About 200 people turned out at the protest held in Sea Cliff on Sunday opposing the Garvies Point Development Project. Donning T-shirts and signs stating “Smart Development Not Overdevelopment” and “Stop OVER Development at Garvies Point” and chanting “Tell Spinello No!” the group walked from Veteran’s Memorial Park to Sea Cliff Beach, where the waterfront views will be most impacted by the proposed 1,110-unit condominium development. Roger Friedman, who is president of the Committee For A Sustainable Waterfront, and Amy Marion spearheaded the day’s event.
“Imagine, if you will, 1.7 million square feet of development and think about the future of our communities and what that will do to traffic, schools, police, fire fighters and all of the infrastructure,” said Friedman, pointing to the location across the harbor where the development is planned. “The wrong things are happening over there. This is not smart development, it’s over-development. This will not revitalize the waterfront, it will destroy the waterfront. Along with this extreme density will come high traffic, high pollution and huge impacts to infrastructure.”

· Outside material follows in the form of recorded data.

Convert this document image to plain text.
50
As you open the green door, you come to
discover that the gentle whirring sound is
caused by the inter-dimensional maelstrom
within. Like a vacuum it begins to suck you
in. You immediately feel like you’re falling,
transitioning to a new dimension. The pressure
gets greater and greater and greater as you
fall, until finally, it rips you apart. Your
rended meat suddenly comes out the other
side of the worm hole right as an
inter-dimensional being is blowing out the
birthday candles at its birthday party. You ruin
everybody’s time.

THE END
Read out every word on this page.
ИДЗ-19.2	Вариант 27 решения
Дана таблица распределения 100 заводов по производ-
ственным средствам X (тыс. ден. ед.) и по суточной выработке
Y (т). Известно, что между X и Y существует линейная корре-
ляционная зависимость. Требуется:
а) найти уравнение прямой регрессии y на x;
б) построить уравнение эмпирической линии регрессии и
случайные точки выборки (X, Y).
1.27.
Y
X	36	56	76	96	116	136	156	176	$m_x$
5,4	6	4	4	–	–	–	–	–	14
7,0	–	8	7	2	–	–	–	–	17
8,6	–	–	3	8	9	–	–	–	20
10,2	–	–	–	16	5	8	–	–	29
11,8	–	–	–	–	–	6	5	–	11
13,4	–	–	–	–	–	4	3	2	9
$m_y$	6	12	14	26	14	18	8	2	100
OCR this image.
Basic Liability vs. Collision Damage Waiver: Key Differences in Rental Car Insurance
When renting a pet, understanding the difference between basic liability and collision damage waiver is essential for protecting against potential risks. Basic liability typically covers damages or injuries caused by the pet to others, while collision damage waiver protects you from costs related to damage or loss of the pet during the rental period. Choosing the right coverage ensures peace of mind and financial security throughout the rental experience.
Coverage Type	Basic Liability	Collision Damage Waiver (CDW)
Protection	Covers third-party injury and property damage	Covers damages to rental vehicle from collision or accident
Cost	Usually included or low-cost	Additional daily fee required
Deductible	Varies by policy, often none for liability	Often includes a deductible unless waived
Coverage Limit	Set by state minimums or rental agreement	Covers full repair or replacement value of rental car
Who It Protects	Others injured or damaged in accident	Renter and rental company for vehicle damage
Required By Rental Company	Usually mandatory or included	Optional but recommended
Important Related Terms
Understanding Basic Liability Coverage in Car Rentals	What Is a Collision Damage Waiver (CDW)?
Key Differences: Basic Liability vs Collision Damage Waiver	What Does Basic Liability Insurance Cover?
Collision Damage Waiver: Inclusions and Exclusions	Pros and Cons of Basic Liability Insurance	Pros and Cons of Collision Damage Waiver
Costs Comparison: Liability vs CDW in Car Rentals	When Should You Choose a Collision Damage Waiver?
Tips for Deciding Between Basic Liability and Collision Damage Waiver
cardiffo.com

Friedman said that this project is “a huge financial gamble for the city of Glen Cove” and that the construction itself could impact the quality of life on the North Shore.
“Ten years of construction will make the Glen Cove Creek area, the Sea Cliff Beach and the Hempstead Harbour Club virtually unusable,” said Friedman.
RXR Realty is expected to close on the sale of property later this year; Garvies Point is a $1 billion mixed-use plan to restore nearly 60 acres of Glen Cove’s waterfront to productive use, with 1,110 LEED-certified residential units, 75,000 square feet of shops and restaurants, approximately 28 acres of public open space and amenities and onsite parking.
The project represents the culmination of a 20-year, $120 million effort to create a more livable, sustainable Glen Cove. For more info, visit www.garviespoint.com.
“The people of the village of Sea Cliff and all the surrounding communities have been saying no to this overdevelopment since 2000 and obviously they haven’t heard us,” said Sea Cliff Mayor Bruce Kennedy. “But we are not going away, we’re not giving up this fight. This is not a Glen Cove issue, it is a regional issue. This our waterfront, our beach and we should have a say. We need to fight and keep fighting. Do not give up.”
Kennedy and Amy Peters urged the crowd to attend the Glen Cove City Council and IDA meetings as well as the groundbreaking and opening of the Garvies Point Welcome Center to voice their opinions and let their opposition be known. The Welcome Center at 49 Herb Hill Rd. in Glen Cove is expected to open on Monday, May 23.